10 mg/10 ml, 50 mg/50 ml and 100 mg/100 ml presentations in Type I amber glass vials and Onco-Tain^® vials with chlorobutyl elastomeric closures, packed as single vials or packs of 10.

Not all pack sizes may be marketed.

Single use only. Discard any unused contents.

Refer to local cytotoxic handling guidelines.

Dilution prior to administration:

An appropriate volume of Cisplatin 1 mg/ml Sterile Concentrate should be diluted in 2 litres of sterile 0.9% sodium chloride injection. Dilution as recommended results in a clear, colourless solution with no visible particles.

Administration:

Should be administered only by or under the direct supervision of a qualified physician who is experienced in the use of cancer chemotherapeutic agents.

Preparation (Guidelines):

1. Chemotherapeutic agents should be prepared for administration only by professionals who have been trained in the safe use of the preparation.
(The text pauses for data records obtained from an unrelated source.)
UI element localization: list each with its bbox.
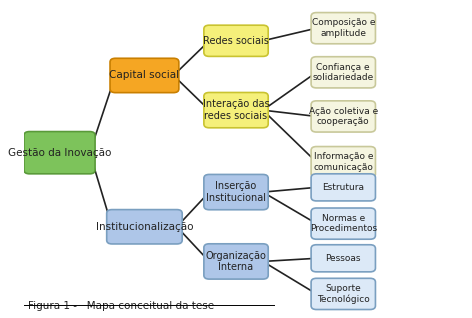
Text: Confiança e
solidariedade: Confiança e solidariedade — [312, 63, 374, 82]
Text: Capital social: Capital social — [110, 71, 179, 80]
FancyBboxPatch shape — [204, 25, 268, 56]
Text: Inserção
Institucional: Inserção Institucional — [206, 181, 266, 203]
Text: Normas e
Procedimentos: Normas e Procedimentos — [310, 214, 377, 233]
Text: Organização
Interna: Organização Interna — [206, 251, 267, 272]
FancyBboxPatch shape — [311, 147, 375, 178]
FancyBboxPatch shape — [204, 244, 268, 279]
Text: Gestão da Inovação: Gestão da Inovação — [8, 148, 111, 158]
FancyBboxPatch shape — [24, 132, 95, 174]
FancyBboxPatch shape — [107, 210, 182, 244]
FancyBboxPatch shape — [311, 245, 375, 272]
FancyBboxPatch shape — [204, 175, 268, 210]
Text: Pessoas: Pessoas — [326, 254, 361, 263]
Text: Suporte
Tecnológico: Suporte Tecnológico — [317, 284, 370, 304]
Text: Informação e
comunicação: Informação e comunicação — [313, 152, 373, 172]
FancyBboxPatch shape — [311, 208, 375, 239]
Text: Ação coletiva e
cooperação: Ação coletiva e cooperação — [309, 107, 378, 126]
FancyBboxPatch shape — [311, 101, 375, 132]
FancyBboxPatch shape — [311, 57, 375, 88]
Text: Figura 1 -   Mapa conceitual da tese: Figura 1 - Mapa conceitual da tese — [28, 301, 214, 311]
Text: Interação das
redes sociais: Interação das redes sociais — [203, 99, 270, 121]
FancyBboxPatch shape — [311, 278, 375, 309]
FancyBboxPatch shape — [311, 13, 375, 44]
Text: Estrutura: Estrutura — [322, 183, 364, 192]
FancyBboxPatch shape — [311, 174, 375, 201]
Text: Redes sociais: Redes sociais — [203, 36, 269, 46]
Text: Institucionalização: Institucionalização — [96, 222, 193, 232]
FancyBboxPatch shape — [110, 58, 179, 93]
FancyBboxPatch shape — [204, 93, 268, 128]
Text: Composição e
amplitude: Composição e amplitude — [312, 18, 375, 38]
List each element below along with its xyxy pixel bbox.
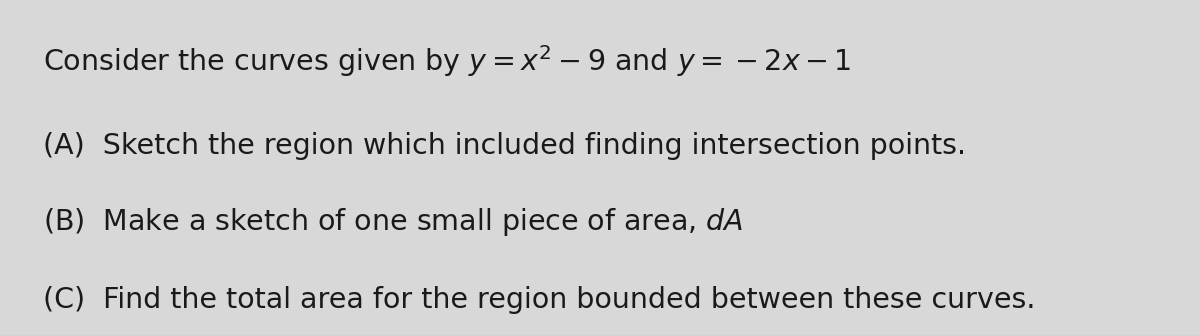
Text: (A)  Sketch the region which included finding intersection points.: (A) Sketch the region which included fin…: [43, 132, 966, 160]
Text: (C)  Find the total area for the region bounded between these curves.: (C) Find the total area for the region b…: [43, 286, 1036, 314]
Text: Consider the curves given by $y = x^2 - 9$ and $y = -2x - 1$: Consider the curves given by $y = x^2 - …: [43, 43, 852, 79]
Text: (B)  Make a sketch of one small piece of area, $dA$: (B) Make a sketch of one small piece of …: [43, 206, 744, 238]
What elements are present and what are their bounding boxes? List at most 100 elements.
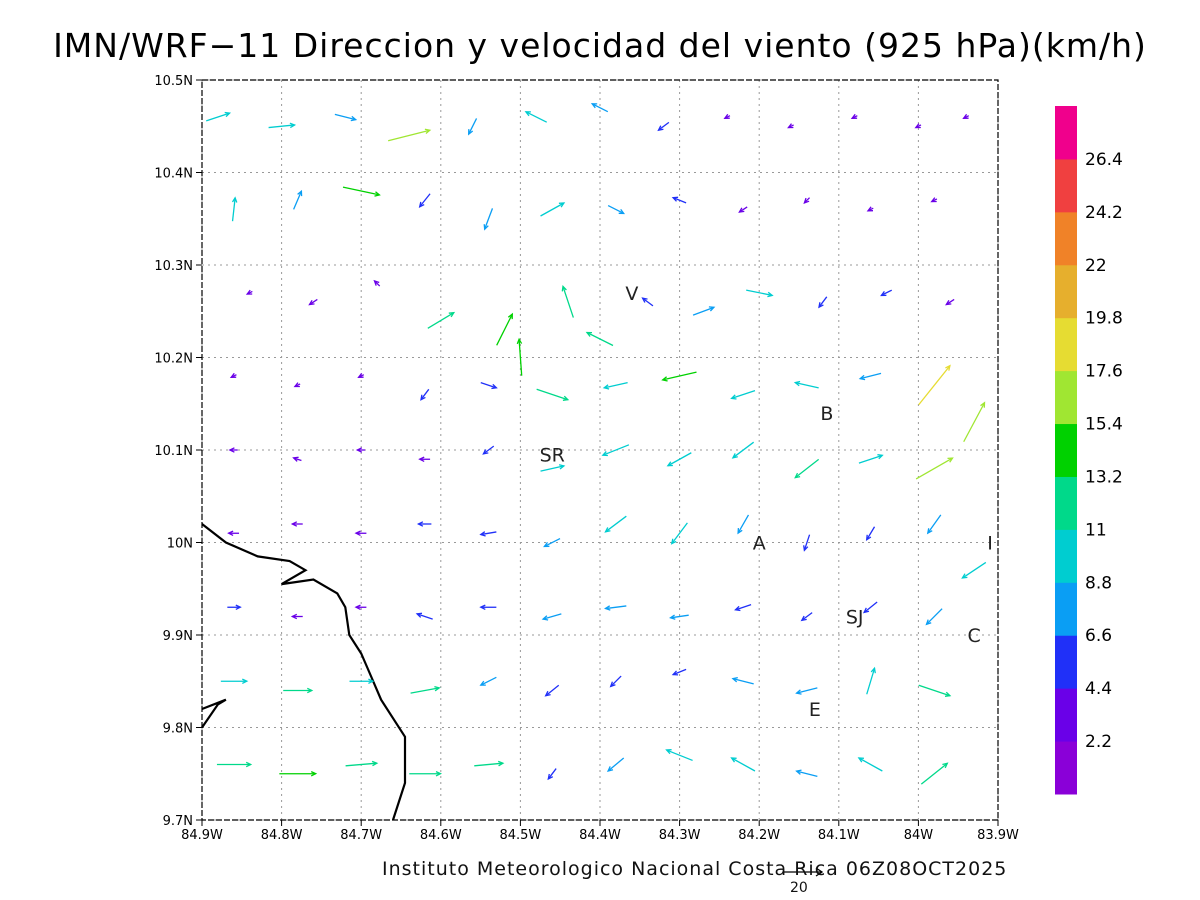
x-tick-label: 84.5W	[499, 828, 541, 843]
wind-vector	[926, 514, 942, 535]
wind-vector	[543, 538, 561, 548]
wind-vector	[880, 289, 893, 297]
coastline-peninsula	[201, 698, 227, 729]
wind-vector	[279, 771, 318, 777]
wind-vector	[866, 666, 876, 695]
coastline	[201, 523, 407, 821]
y-tick-label: 9.9N	[163, 629, 193, 644]
wind-vector	[479, 531, 497, 537]
wind-vector	[692, 306, 716, 316]
colorbar-segment	[1055, 370, 1077, 425]
wind-vector-layer	[206, 103, 987, 785]
wind-vector	[561, 284, 574, 318]
wind-vector	[730, 757, 756, 772]
wind-vector	[915, 457, 954, 480]
wind-vector	[858, 372, 882, 381]
wind-vector	[228, 447, 238, 453]
grid-layer	[201, 79, 999, 821]
wind-vector	[349, 678, 375, 684]
x-tick-label: 84.6W	[420, 828, 462, 843]
colorbar-label: 24.2	[1085, 203, 1123, 223]
wind-vector	[669, 614, 689, 620]
wind-vector	[671, 196, 687, 204]
reference-vector-label: 20	[790, 880, 808, 896]
colorbar-label: 6.6	[1085, 626, 1112, 646]
wind-vector	[229, 372, 237, 378]
wind-vector	[536, 388, 570, 401]
wind-vector	[293, 189, 303, 210]
wind-vector	[354, 604, 367, 610]
x-tick-label: 84.9W	[181, 828, 223, 843]
colorbar-label: 13.2	[1085, 467, 1123, 487]
wind-vector	[290, 613, 303, 620]
wind-vector	[818, 296, 828, 309]
colorbar-segment	[1055, 106, 1077, 160]
wind-vector	[661, 371, 697, 382]
wind-vector	[857, 757, 883, 772]
wind-vector	[496, 312, 513, 346]
wind-vector	[388, 128, 432, 142]
wind-vector	[665, 749, 693, 762]
wind-vector	[355, 447, 366, 453]
colorbar-segment	[1055, 264, 1077, 319]
wind-vector	[516, 337, 523, 376]
colorbar-segment	[1055, 158, 1077, 213]
wind-vector	[920, 762, 949, 785]
y-tick-label: 9.8N	[163, 722, 193, 737]
wind-vector	[427, 311, 456, 329]
colorbar-segment	[1055, 529, 1077, 583]
colorbar-segment	[1055, 476, 1077, 530]
axis-layer: 84.9W 84.8W 84.7W 84.6W 84.5W 84.4W 84.3W 84.2W…	[154, 74, 1019, 843]
place-label-layer: V B SR A I SJ C E	[540, 283, 993, 721]
wind-vector	[925, 608, 943, 626]
x-tick-label: 84.8W	[261, 828, 303, 843]
wind-vector	[723, 113, 731, 119]
colorbar-label: 26.4	[1085, 150, 1123, 170]
wind-vector	[734, 604, 752, 612]
wind-vector	[416, 521, 432, 527]
y-tick-label: 9.7N	[163, 814, 193, 829]
wind-vector	[479, 604, 497, 610]
colorbar-segment	[1055, 688, 1077, 742]
place-label: E	[809, 699, 821, 721]
wind-vector	[671, 668, 687, 676]
wind-vector	[604, 515, 627, 533]
wind-vector	[342, 186, 381, 197]
wind-vector	[602, 382, 628, 390]
colorbar-label: 19.8	[1085, 309, 1123, 329]
wind-vector	[480, 382, 498, 390]
wind-vector	[544, 684, 560, 697]
wind-vector	[482, 445, 495, 455]
wind-vector	[206, 111, 232, 122]
colorbar-label: 2.2	[1085, 732, 1112, 752]
x-tick-label: 84.3W	[659, 828, 701, 843]
wind-vector	[590, 103, 609, 113]
wind-vector	[914, 123, 922, 129]
colorbar-label: 15.4	[1085, 415, 1123, 435]
colorbar-label: 22	[1085, 256, 1107, 276]
wind-vector	[268, 122, 297, 129]
y-tick-label: 10.2N	[154, 352, 193, 367]
footer-credit: Instituto Meteorologico Nacional Costa R…	[382, 858, 1008, 880]
colorbar-segment	[1055, 582, 1077, 636]
colorbar-segment	[1055, 423, 1077, 477]
wind-vector	[415, 612, 433, 620]
wind-vector	[737, 514, 750, 535]
x-tick-label: 84.2W	[738, 828, 780, 843]
wind-vector	[641, 297, 654, 307]
wind-vector	[666, 452, 692, 467]
wind-vector	[918, 684, 952, 697]
wind-vector	[803, 534, 811, 552]
wind-vector	[738, 206, 748, 213]
wind-vector	[345, 760, 379, 767]
wind-vector	[420, 388, 430, 401]
colorbar: 2.2 4.4 6.6 8.8 11 13.2 15.4 17.6 19.8 22 24.2 26.4	[1055, 106, 1123, 795]
wind-vector	[850, 113, 858, 119]
wind-vector	[483, 208, 494, 231]
place-label: I	[987, 533, 993, 555]
wind-vector	[731, 676, 754, 685]
wind-vector	[540, 202, 566, 217]
colorbar-segment	[1055, 741, 1077, 795]
y-tick-label: 10.5N	[154, 74, 193, 89]
x-tick-label: 84.1W	[818, 828, 860, 843]
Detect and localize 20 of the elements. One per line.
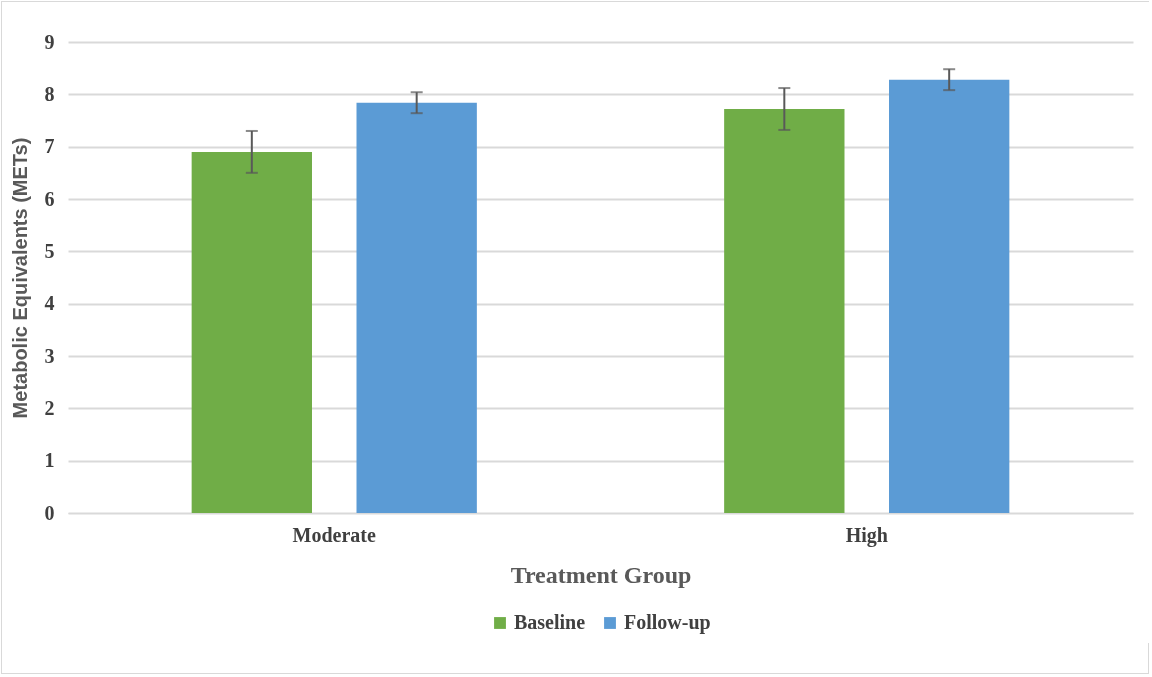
y-axis-title: Metabolic Equivalents (METs)	[8, 137, 31, 419]
y-tick-label: 3	[44, 344, 55, 367]
bar	[889, 79, 1010, 513]
y-tick-label: 1	[44, 449, 55, 472]
y-tick-label: 8	[44, 82, 55, 105]
bar	[356, 102, 477, 513]
y-tick-label: 2	[44, 396, 55, 419]
x-tick-label: Moderate	[292, 523, 377, 546]
y-tick-label: 5	[44, 239, 55, 262]
y-tick-label: 9	[44, 30, 55, 53]
bar	[191, 151, 312, 513]
y-tick-label: 7	[44, 135, 55, 158]
x-tick-label: High	[845, 523, 888, 547]
legend-label: Follow-up	[624, 611, 711, 634]
y-tick-label: 6	[44, 187, 55, 210]
y-tick-label: 4	[44, 292, 55, 315]
y-tick-label: 0	[44, 501, 55, 524]
legend-label: Baseline	[514, 611, 586, 633]
x-axis-title: Treatment Group	[510, 561, 692, 588]
bar	[724, 108, 845, 513]
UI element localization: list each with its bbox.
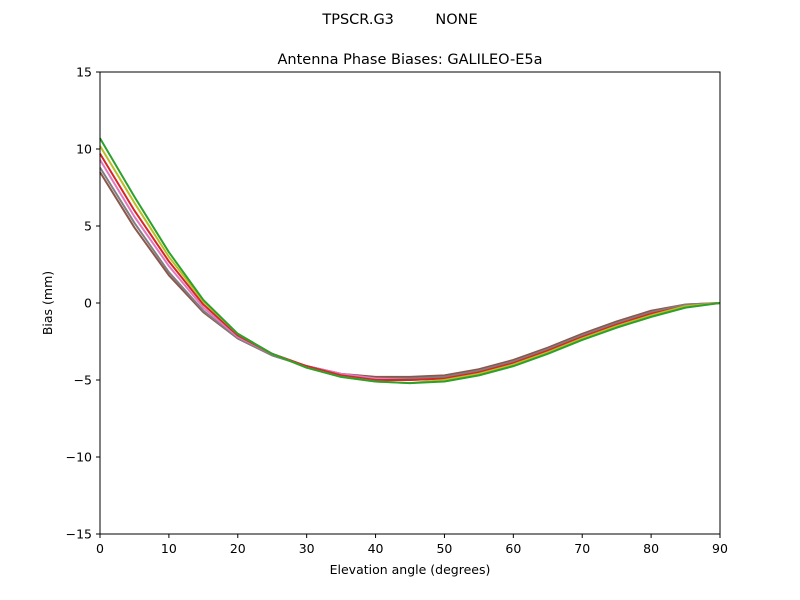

2. Operations such as dilution and transfer to syringes should be carried out only in the designated area.

3. The personnel carrying out these procedures should be adequately protected with clothing, gloves and eye shield.

4. Pregnant personnel are advised not to handle chemotherapeutic agents

Contamination:

(a) In the event of contact with the skin or eyes, the affected area should be washed with copious amounts of water or normal saline. A bland cream may be used to treat the transient stinging of skin. Medical advice should be sought if the eyes are affected.

(b) In the event of spillage, operators should put on gloves and mop up the spilled material with a sponge kept in the area for that purpose. Rinse the area twice with water. Put all solutions and sponges into a plastic bag and seal it.

Disposal:

Syringes, container, absorbent materials, solution and any other contaminated material should be placed in a thick plastic bag or other impervious container and incinerated.

Any unused medicinal product or waste material should be disposed of in accordance with local requirements.